Until June 10, 1987. On that day, amateur photographer Harry Reynolds, who grew up down the street from the St. Philip’s Church cemetery, decided to shoot some graveyard pictures through the bars of the locked rear gate. Upon developing them, he saw an image that would make Sue Howard Gaston famous. It shows what appears to be the ghostly image of a woman kneeling over the grave. (See it here.) This was the days of film, so Reynolds sent the photo and the negatives to Kodak in an attempt to either explain or validate what he had captured. Kodak engineers could not explain the image, so Harry Reynold’s shot put Sue Howard Hardy’s grave in St. Philip’s Church cemetery on the Charleston ghost tours maps. Most will show or sell copies of the famous photograph and warn that it is rumored to have a sadly harmful effect on pregnant women – causing some to experience nausea or a chocking sensation. Not surprisingly, St. Philip’s Church’s ministry members aren’t fans of the ghost story – the sign in front makes clear the only spirit on the premises is the “Holy Ghost.”

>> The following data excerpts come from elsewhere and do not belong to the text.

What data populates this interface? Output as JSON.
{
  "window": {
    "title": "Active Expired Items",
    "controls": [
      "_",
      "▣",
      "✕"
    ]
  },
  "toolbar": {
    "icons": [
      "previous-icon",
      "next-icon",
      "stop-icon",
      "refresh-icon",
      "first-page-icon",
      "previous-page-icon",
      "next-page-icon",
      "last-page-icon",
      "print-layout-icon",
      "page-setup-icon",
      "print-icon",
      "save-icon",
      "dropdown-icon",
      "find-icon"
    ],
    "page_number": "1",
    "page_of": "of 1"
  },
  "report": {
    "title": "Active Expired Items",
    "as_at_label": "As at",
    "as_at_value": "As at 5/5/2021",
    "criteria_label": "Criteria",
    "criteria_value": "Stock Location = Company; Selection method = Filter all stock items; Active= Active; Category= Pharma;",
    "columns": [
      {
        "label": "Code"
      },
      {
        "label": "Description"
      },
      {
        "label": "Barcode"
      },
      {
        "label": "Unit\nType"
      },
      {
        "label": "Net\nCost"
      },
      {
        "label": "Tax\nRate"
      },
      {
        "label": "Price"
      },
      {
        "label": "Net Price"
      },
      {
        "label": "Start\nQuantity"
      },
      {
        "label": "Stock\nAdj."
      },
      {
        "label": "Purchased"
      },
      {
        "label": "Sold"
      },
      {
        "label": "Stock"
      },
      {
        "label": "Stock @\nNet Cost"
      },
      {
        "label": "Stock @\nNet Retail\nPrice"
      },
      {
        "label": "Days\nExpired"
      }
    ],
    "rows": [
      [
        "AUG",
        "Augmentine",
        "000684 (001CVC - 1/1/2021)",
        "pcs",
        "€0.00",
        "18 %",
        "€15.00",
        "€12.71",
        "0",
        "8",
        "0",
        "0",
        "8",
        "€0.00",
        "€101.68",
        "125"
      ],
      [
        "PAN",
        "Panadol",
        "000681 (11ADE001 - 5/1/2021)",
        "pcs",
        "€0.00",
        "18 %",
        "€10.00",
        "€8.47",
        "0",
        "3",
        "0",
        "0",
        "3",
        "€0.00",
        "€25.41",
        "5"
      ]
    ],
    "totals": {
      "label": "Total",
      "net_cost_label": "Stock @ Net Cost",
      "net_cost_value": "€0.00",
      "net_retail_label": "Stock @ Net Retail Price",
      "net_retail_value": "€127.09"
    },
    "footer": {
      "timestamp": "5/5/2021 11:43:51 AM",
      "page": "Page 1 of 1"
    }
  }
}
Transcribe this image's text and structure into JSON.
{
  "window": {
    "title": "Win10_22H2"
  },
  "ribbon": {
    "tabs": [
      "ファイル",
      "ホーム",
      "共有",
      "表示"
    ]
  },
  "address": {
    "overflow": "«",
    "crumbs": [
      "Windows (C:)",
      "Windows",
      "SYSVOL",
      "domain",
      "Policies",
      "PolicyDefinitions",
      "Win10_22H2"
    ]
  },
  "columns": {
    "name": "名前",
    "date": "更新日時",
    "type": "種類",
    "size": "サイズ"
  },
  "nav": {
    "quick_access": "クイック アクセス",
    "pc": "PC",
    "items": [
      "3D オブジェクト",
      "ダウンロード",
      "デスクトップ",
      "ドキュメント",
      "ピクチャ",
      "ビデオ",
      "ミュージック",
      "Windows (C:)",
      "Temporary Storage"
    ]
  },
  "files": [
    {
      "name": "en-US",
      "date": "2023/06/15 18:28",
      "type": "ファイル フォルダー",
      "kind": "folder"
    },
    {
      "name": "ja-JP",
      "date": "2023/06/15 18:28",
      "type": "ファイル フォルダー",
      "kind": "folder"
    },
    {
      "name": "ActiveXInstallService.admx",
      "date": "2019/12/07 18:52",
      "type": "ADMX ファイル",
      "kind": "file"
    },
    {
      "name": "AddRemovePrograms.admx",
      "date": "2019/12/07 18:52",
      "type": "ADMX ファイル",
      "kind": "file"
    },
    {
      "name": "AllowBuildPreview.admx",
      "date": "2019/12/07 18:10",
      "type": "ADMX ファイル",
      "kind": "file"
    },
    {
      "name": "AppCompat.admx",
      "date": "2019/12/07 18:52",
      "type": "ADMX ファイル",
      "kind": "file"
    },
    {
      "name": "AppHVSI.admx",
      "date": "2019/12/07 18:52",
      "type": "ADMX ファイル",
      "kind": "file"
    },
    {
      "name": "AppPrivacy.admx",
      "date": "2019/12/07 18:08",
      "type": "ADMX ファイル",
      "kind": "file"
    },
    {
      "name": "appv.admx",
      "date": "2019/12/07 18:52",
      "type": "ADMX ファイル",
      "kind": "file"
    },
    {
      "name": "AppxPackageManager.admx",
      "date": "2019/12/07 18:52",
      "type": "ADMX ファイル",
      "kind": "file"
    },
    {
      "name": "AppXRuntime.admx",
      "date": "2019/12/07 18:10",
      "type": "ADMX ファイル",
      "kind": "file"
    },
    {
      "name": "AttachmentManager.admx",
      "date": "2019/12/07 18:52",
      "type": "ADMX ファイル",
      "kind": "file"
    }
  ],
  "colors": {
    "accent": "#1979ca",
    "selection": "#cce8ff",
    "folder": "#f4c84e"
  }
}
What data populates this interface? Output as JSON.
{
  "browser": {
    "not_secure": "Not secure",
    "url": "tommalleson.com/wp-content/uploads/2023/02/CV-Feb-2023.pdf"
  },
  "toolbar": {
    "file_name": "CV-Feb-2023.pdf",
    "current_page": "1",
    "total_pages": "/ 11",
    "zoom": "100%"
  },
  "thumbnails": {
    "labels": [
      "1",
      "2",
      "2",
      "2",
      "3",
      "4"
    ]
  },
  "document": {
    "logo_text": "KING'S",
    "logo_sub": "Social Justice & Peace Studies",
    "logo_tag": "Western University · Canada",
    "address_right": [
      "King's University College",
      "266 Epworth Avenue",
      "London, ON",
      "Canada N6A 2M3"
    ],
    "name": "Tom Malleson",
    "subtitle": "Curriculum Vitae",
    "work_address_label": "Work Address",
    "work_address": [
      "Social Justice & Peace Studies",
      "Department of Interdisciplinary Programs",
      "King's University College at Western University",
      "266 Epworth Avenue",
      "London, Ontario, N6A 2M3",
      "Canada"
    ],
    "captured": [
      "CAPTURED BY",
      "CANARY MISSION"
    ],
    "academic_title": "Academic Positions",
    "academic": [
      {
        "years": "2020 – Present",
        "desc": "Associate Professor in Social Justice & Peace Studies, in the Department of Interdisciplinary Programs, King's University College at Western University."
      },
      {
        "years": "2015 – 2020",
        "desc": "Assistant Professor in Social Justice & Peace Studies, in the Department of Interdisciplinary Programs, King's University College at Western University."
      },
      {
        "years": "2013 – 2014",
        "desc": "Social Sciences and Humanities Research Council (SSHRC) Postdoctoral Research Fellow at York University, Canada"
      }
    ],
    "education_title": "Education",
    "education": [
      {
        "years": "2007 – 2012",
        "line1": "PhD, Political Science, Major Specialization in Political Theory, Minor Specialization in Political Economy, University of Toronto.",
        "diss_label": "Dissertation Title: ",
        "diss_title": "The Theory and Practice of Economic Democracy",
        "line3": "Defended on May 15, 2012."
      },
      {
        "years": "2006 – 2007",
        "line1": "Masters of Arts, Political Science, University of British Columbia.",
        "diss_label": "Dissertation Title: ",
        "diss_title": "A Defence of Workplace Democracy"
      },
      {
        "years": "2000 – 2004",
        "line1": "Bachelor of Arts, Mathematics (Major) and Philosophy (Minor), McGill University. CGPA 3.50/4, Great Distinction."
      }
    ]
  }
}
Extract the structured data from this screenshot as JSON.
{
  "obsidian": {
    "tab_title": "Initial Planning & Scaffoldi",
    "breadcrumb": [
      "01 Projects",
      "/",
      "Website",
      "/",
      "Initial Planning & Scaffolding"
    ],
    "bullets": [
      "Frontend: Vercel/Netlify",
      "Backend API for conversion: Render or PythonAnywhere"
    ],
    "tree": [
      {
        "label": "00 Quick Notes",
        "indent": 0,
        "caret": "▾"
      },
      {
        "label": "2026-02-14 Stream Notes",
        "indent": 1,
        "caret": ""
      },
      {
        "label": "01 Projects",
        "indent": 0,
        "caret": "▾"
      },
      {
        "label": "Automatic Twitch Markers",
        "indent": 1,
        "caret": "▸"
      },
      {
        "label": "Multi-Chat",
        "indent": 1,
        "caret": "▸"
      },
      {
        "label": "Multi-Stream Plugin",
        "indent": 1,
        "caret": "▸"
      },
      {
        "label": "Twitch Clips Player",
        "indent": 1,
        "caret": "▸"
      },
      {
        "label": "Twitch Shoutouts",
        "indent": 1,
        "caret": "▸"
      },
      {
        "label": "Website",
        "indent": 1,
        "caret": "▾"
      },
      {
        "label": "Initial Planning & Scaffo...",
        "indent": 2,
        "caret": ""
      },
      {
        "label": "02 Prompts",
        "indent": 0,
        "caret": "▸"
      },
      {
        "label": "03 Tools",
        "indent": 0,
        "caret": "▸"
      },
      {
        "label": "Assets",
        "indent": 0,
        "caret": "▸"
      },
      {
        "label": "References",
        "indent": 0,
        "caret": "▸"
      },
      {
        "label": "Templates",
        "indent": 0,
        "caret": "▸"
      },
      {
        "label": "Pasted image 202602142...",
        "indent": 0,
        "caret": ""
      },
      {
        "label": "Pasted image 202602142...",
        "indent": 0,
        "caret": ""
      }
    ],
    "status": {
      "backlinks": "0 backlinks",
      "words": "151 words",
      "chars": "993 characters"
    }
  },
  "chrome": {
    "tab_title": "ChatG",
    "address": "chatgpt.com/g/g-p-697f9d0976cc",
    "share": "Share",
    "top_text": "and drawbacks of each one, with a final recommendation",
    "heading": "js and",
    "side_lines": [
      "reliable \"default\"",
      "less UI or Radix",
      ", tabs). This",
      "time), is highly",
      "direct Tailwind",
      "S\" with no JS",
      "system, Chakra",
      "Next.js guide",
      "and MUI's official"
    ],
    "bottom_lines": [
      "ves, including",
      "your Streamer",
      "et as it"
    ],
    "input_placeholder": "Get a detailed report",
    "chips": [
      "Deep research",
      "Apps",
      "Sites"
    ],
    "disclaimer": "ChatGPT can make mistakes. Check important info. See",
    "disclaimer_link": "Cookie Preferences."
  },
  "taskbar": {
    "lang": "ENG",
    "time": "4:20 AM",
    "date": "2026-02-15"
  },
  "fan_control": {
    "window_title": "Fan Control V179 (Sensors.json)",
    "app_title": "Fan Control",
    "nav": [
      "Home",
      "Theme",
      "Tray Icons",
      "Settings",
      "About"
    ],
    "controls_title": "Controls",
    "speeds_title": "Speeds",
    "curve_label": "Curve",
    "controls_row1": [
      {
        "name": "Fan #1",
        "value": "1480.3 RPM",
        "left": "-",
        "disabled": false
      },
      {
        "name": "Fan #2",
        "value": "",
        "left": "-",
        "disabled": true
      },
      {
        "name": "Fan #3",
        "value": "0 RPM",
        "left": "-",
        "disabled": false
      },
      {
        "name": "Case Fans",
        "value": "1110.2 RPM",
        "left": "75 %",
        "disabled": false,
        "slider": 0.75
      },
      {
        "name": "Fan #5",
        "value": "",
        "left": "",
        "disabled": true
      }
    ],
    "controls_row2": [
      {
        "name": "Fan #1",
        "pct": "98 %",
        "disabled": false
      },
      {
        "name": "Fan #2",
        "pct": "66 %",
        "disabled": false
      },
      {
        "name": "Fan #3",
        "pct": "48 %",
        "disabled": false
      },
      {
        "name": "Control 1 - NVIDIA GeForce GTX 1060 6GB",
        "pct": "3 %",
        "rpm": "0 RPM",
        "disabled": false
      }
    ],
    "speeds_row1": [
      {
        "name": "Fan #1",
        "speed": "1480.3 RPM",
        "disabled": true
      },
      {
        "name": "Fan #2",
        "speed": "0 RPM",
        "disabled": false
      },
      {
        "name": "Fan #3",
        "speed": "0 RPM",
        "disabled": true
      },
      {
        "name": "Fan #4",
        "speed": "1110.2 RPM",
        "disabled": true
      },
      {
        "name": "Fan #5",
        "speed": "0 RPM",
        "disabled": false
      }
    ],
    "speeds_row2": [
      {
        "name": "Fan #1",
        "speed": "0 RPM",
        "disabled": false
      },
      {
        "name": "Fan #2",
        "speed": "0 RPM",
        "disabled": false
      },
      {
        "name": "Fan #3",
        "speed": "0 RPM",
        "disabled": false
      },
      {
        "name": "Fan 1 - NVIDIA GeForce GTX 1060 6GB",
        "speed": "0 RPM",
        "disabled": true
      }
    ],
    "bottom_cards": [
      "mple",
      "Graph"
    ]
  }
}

Which brings us back to Cassie Alexis Lahn. Almost exactly 35 years after Harry Reynolds took his picture and 134 years after the death of Sue Howard Hardy, Cassie Alexis Lahn was on one of those ghost tours and took her own photo of the gravesite. Like Reynolds, when she later looked at the picture (now digital, not film), she saw what looks like a woman in 19th-century clothing walking through the graveyard with her head down. (See it here.) Lahn claims she snapped the shot just as the guide was talking about of Sue Howard Hardy. Coincidence? Lahn can’t send the ‘negative’ to Kodak because it’s a digital photo, so she posted it on social media where it was met by the usual believers and skeptics. If she’s smart, Lahn will cut a deal with the tours to offer her photo with Reynolds’.
While we’re talking about the beautiful city and possibly planting the seed for a summer paranormal vacation, Charleston has some other ghost sites with interesting tales behind them. The Old City Jail is said to be haunted by the ghost of Lavinia Fisher, believed to be the first female serial killer in U.S. history. Lavinia Fisher and her husband, John, ran the Six Mile Wayfarer House hotel and were accused of drugging customers with a tea mixed with laudanum, a tincture of opium, and stabbing them while they slept. The Fishers were finally captured, convicted and held in the Old City Jail until February 4, 1820, when John was hanged the conventional way, while Lavinia, with the rope around her neck, yelled "If you have a message you want to send to hell, give it to me, and I'll carry it!" and jumped off the platform, strangling herself to death and moving to an afterlife haunting the jail.
Theaters are notorious for being haunted and Charleston’s 300-year-old Dock Street Theatre is said to have a famous ghost -- famous actor Junius Brutus Booth, the father of famous actor and assassin John Wilkes Booth, the man who assassinated Abraham Lincoln. Another of the theater’s alleged ghosts is that of Nettie Dickerson, a prostitute who was electrocuted by a lightning strike as she hung out of the theatre’s balcony window, possibly advertising her services.
One more famous ghost in Charleston is a Lady in White who haunts the Unitarian Church Graveyard. According to the tale, a woman named Anna Ravenel fell in love with a young soldier stationed at Fort Moultrie named was Edward Allen, but her family disproved and had Allen transferred. A heartbroken Anna became ill and died and her family buried her in an unmarked grave so Allen wouldn’t find it, and that is the reason why a Lady in White is often reported roaming the Unitarian Church Graveyard. If this story sounds familiar, Anna was the inspiration for the poem "Annabel Lee" written by Edward Allen using his real name – Edgar Allen Poe.
Now it’s your turn to become famous. Grab your cellphone and head to Charleston, South Carolina, and look for Sue Howard Hardy, Junius Brutus Booth, Lavinia Fisher and the other famous ghosts of that beautiful city.